NEW YORK – During the bull market, investors hardly took notice of the ho-hum performance of dividend-paying stocks, but they’re back in vogue now, thanks to a favorable tax rate, decelerating corporate earnings and sluggish bond yields.
Reflecting the interest of income-minded investors, the number of mutual funds focused on dividend-paying stocks has grown from 54 in 1999 to 81 last year, according to fund tracker Lipper Inc., and their assets are on the rise, as well.
Part of the attraction is their conservative nature, said Jeff Tjornehoj, research analyst at Lipper Inc. Equity income funds tend to lag during growth rallies, but hold up well in downturns, which is appealing to investors focused on preserving what they’ve saved.
“The companies in these portfolios are not the market’s barn burners,” Tjornehoj said. “They’re the steady Eddies of the market. But they do tend to appreciate, so people like that … and when times get tough, they count on that income stream.”
Dull though they may be, there’s a lot to like about dividend-paying stocks, said John Nichol, senior portfolio manager at Federated Investors. Historically, dividends have made up a significant share of total return; long-term studies dating back to the 1920s show dividends account for about 42 percent of total return on an annualized basis, he said.
“Dividends matter,” Nichol declared. “Over the ‘90s and recently that number has been less, but that focus is changing.”
In addition, dividend payers have outperformed non-dividend paying stocks over the long run, according to a study by Ned Davis Research. From 1972 to 2004, dividend-paying stocks rose 10.2 percent on an annualized basis, while non-dividend stocks rose just 4.4 percent.
Adding to their appeal, a 2003 change to the tax code cut the maximum tax on dividend payments to 15 percent. Some on Wall Street think there’s a good chance that will be made permanent during the second Bush administration.
As with all securities, investors should be wary about fees when shopping for equity income funds. The premium paid for active management can diminish or erase the yield – especially if you wind up buying a front-loaded fund through a broker. Decent yields at lower expenses can often be found through index mutual funds or exchange-traded funds, such as the iShares Dow Jones Select Dividend Index, which trades under the ticker symbol DVY.
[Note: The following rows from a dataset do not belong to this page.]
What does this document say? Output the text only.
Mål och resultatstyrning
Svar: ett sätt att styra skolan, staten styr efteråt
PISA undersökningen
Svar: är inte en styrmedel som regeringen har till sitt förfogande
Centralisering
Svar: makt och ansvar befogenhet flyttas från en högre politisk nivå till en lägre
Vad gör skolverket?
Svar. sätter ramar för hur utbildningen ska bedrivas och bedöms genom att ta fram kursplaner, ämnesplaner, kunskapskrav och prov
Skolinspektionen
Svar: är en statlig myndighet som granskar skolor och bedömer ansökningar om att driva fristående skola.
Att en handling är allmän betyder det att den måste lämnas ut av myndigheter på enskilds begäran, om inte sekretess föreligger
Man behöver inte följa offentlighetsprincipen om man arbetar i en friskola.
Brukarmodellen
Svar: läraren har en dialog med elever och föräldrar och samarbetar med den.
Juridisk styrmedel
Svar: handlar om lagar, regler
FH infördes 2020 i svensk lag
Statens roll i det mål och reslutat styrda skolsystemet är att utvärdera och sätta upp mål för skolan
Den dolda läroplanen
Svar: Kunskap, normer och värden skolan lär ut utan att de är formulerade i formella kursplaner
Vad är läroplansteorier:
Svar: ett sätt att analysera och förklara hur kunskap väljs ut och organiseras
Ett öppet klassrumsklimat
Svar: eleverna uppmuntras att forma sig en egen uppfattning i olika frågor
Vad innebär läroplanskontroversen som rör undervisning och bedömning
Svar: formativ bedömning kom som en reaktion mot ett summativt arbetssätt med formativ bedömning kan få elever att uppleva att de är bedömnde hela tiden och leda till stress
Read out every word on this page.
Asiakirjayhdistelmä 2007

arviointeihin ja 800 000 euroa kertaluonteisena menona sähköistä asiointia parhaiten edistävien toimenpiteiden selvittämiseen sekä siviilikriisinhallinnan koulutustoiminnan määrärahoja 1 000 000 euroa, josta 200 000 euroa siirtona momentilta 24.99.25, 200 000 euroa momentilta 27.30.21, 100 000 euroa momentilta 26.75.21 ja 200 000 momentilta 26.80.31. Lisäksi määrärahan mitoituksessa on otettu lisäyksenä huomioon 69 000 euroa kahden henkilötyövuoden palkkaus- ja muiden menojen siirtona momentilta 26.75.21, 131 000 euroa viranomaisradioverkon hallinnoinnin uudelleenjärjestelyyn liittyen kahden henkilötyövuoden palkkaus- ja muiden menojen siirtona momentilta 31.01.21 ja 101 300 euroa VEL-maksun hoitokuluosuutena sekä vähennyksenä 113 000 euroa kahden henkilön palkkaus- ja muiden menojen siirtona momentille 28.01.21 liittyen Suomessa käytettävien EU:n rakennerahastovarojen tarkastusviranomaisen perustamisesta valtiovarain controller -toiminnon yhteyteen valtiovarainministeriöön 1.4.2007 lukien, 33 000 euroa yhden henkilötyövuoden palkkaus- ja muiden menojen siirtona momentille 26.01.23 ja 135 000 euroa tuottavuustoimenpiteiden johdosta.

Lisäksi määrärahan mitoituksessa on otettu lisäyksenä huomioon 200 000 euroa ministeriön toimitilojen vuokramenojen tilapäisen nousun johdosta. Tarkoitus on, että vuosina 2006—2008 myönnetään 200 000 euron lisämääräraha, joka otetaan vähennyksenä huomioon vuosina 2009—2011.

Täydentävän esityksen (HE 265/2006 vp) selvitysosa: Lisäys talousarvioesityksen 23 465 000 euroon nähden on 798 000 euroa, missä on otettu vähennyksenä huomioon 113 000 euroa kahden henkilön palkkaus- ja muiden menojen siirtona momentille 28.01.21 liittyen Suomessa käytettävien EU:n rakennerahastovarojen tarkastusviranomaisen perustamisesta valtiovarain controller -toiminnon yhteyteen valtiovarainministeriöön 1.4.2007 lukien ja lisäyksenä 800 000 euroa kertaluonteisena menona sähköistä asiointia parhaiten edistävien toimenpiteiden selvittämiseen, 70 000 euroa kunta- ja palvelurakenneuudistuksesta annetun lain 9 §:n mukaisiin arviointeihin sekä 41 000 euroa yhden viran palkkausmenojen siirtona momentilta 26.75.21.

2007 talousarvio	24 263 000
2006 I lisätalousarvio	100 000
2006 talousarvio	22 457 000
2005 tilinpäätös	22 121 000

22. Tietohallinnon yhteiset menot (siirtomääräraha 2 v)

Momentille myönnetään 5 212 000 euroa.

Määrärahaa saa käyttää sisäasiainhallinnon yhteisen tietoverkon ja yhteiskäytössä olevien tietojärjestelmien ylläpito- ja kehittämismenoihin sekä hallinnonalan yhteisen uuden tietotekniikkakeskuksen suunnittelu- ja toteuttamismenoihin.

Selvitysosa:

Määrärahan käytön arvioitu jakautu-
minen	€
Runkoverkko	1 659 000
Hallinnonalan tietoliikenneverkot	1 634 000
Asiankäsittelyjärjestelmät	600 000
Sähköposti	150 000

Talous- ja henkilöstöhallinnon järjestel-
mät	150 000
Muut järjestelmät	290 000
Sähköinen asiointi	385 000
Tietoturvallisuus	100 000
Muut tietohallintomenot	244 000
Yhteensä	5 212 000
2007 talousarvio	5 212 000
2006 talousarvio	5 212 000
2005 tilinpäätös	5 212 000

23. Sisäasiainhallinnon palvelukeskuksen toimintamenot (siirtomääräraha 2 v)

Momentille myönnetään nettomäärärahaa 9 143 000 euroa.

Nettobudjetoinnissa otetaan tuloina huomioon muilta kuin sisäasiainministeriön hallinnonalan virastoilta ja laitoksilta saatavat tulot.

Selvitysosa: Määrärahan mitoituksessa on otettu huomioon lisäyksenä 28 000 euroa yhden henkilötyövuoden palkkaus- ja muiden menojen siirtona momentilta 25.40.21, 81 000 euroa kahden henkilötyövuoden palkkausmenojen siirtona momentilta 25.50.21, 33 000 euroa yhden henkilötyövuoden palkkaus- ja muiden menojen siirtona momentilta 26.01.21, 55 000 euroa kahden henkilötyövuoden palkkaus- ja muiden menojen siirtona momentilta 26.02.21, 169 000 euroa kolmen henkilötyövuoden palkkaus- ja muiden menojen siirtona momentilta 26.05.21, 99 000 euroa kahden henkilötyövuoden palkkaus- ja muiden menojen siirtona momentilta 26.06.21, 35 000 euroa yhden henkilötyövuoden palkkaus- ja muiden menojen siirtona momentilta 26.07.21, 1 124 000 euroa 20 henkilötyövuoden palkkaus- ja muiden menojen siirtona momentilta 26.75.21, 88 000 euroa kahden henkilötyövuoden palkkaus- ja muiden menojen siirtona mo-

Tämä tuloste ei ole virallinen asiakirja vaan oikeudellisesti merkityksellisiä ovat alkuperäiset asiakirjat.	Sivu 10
Darwin K. Abrahamson, chief executive of Invest n Retire LLC in Portland, which provides Web-based services for 401(k) plans, said he recently transferred a portion of his mother’s portfolio to ETFs, including the Dow Jones Select Dividend Index, which pays a 3.11 percent yield and has a rock-bottom expense ratio of just 0.40 percent. Previously, her retirement portfolio had been concentrated in loaded funds selected by her broker.
“When I moved her over to ETFs, the first thing he told me was, ‘You know, I’m not making much money off these.’ And I said, ‘Hey, we’re not doing this for your back pocket!’ ” Abrahamson said. “She was looking for some income, and it (DVY) paid a higher dividend yield than short-term bonds or money market accounts, but still had upside growth potential. And retirees are living so long these days, they can’t just go strictly on income. They still need that growth.”